The typical computational approach to object understanding derives shape information from the 2D outline of the objects. For complex object structures, however, such a planar approach cannot determine object shape; the structural edges have to be encoded in terms of their full 3D spatial configuration. Computer Vision: From Surfaces to 3D Objects is the first book to take a full approach to the challenging issue of veridical 3D object representation. It introduces mathematical and conceptual advances that offer an unprecedented framework for analyzing the complex scene structure of the world.
An Unprecedented Framework for Complex Object Representation
Presenting the material from both computational and neural implementation perspectives, the book covers novel analytic techniques for all levels of the surface representation problem.
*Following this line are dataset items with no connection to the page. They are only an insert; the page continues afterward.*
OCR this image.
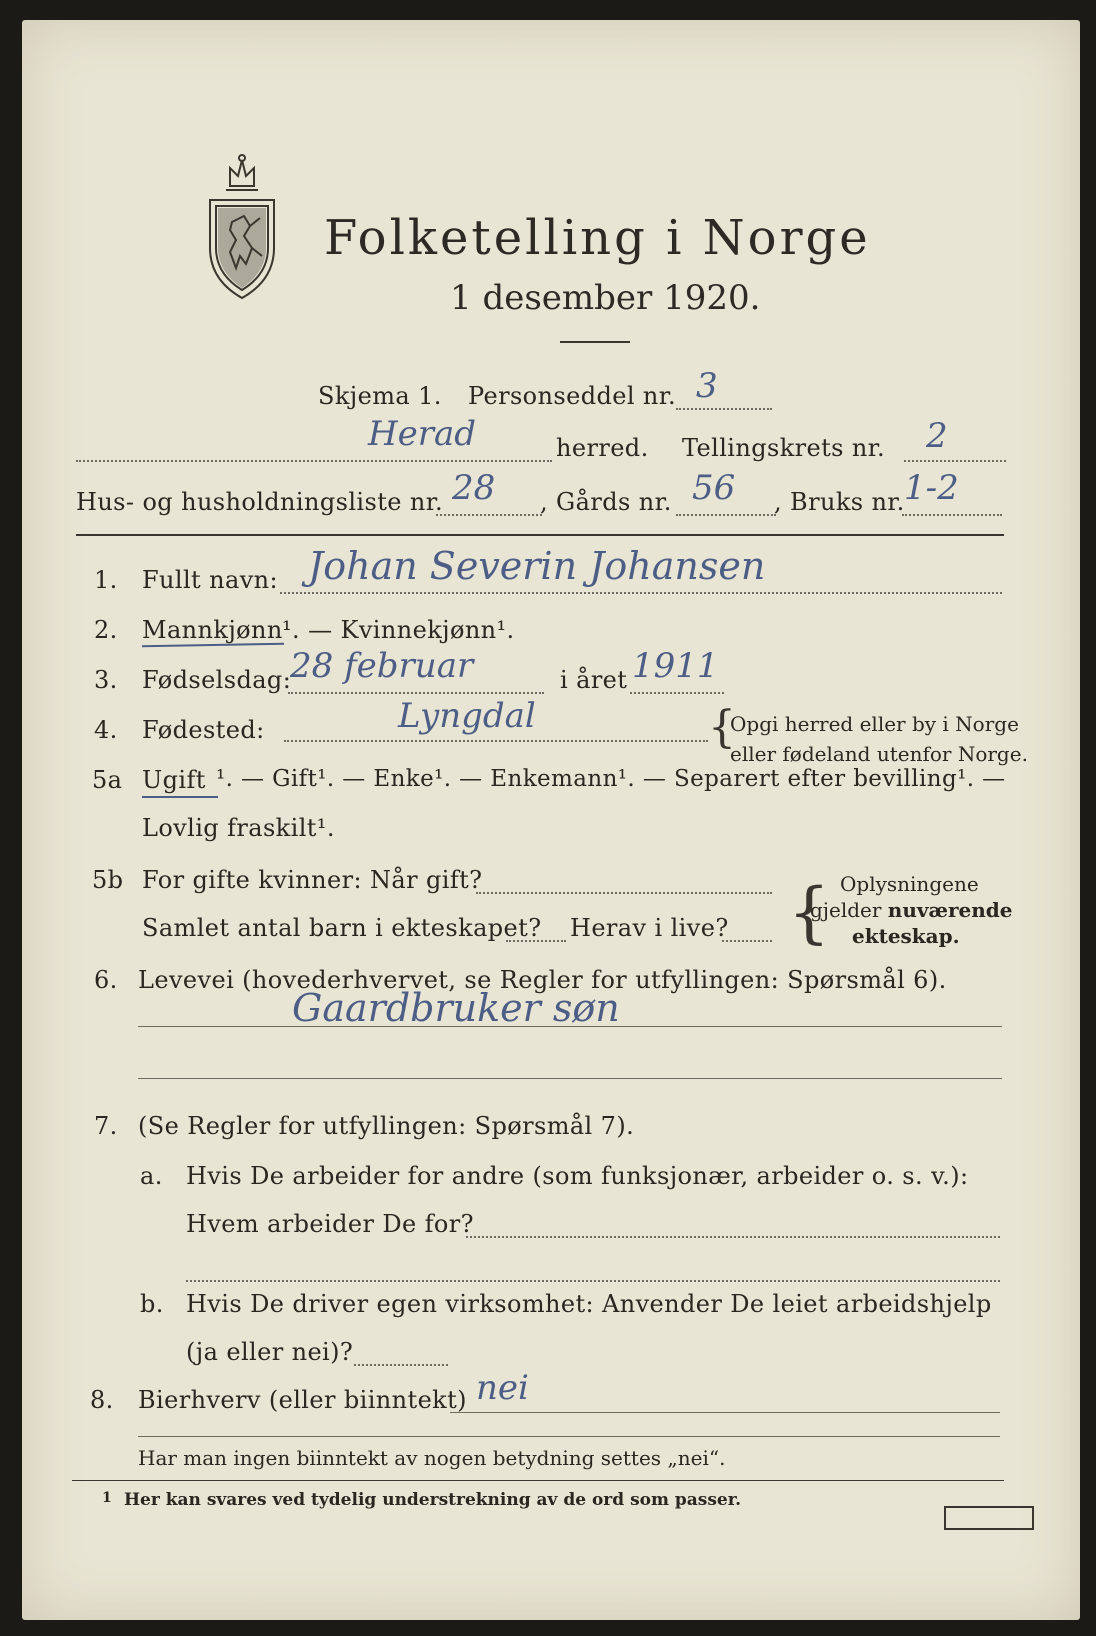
Folketelling i Norge
1 desember 1920.
Skjema 1. Personseddel nr. 3
Herad	herred. Tellingskrets nr. 2
Hus- og husholdningsliste nr. 28 , Gårds nr. 56 , Bruks nr. 1-2
1. Fullt navn: Johan Severin Johansen
2. Mannkjønn ¹. — Kvinnekjønn¹.
3. Fødselsdag:
28 februar	i året 1911
4. Fødested:	Lyngdal	{
Opgi herred eller by i Norge
eller fødeland utenfor Norge.
5a Ugift ¹. — Gift¹. — Enke¹. — Enkemann¹. — Separert efter bevilling¹. —
Lovlig fraskilt¹.
5b For gifte kvinner: Når gift?
Samlet antal barn i ekteskapet? Herav i live? { Oplysningene
gjelder nuværende
ekteskap.
6. Levevei (hovederhvervet, se Regler for utfyllingen: Spørsmål 6).
Gaardbruker søn
7. (Se Regler for utfyllingen: Spørsmål 7).
a. Hvis De arbeider for andre (som funksjonær, arbeider o. s. v.):
Hvem arbeider De for?
b. Hvis De driver egen virksomhet: Anvender De leiet arbeidshjelp
(ja eller nei)?
8. Bierhverv (eller biinntekt) nei
Har man ingen biinntekt av nogen betydning settes „nei“.
1 Her kan svares ved tydelig understrekning av de ord som passer.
The cutting-edge contributions in this work run the gamut from the basic issue of the ground plane for surface estimation through mid-level analyses of surface segmentation processes to complex Riemannian space methods for representing and evaluating surfaces.
State-of-the-Art 3D Surface and Object Representation
This well-illustrated book takes a fresh look at the issue of 3D object representation. It provides a comprehensive survey of current approaches to the computational reconstruction of surface structure in the visual scene.
Table of Contents
Introduction. Scene Statistics and 3D Surface Perception. The Theory of Swirling Fields: Segmenting a Scene into Surfaces. Mechanisms for Propagating Surface Information in 3D Reconstruction. 3D Surface Representation Using Ricci Flow. Cue Interpretation and Propagation: Flat versus Nonflat Visual Surfaces. Symmetry, Shape, Surfaces, and Objects. Noncommutative Field Theory in the Primary Visual Cortex. Contour-, Surface-, and Object-Related Coding in the Visual Cortex. From Surfaces to Objects: A Neuroanalytic Approach. 3D and Spatiotemporal Interpolation in Object and Surface Formation. The Perceptual Representation of 3D Shape. References. Index.
Christopher W. Tyler is the director of the Brain Imaging Center at the Smith-Kettlewell Eye Research Institute. His current research encompasses brain imaging studies and mathematical modeling of the mechanisms of human stereoscopic depth, motion, and face perception as well as higher cognitive processing. He and his team have developed new methods to determine the dynamics of the neural population responses underlying brain imaging signals. By designing stimuli to probe specific neural sub-populations, this new methodology can be used to explore neural properties in the human brain and the changes in neural dynamics during the learning process.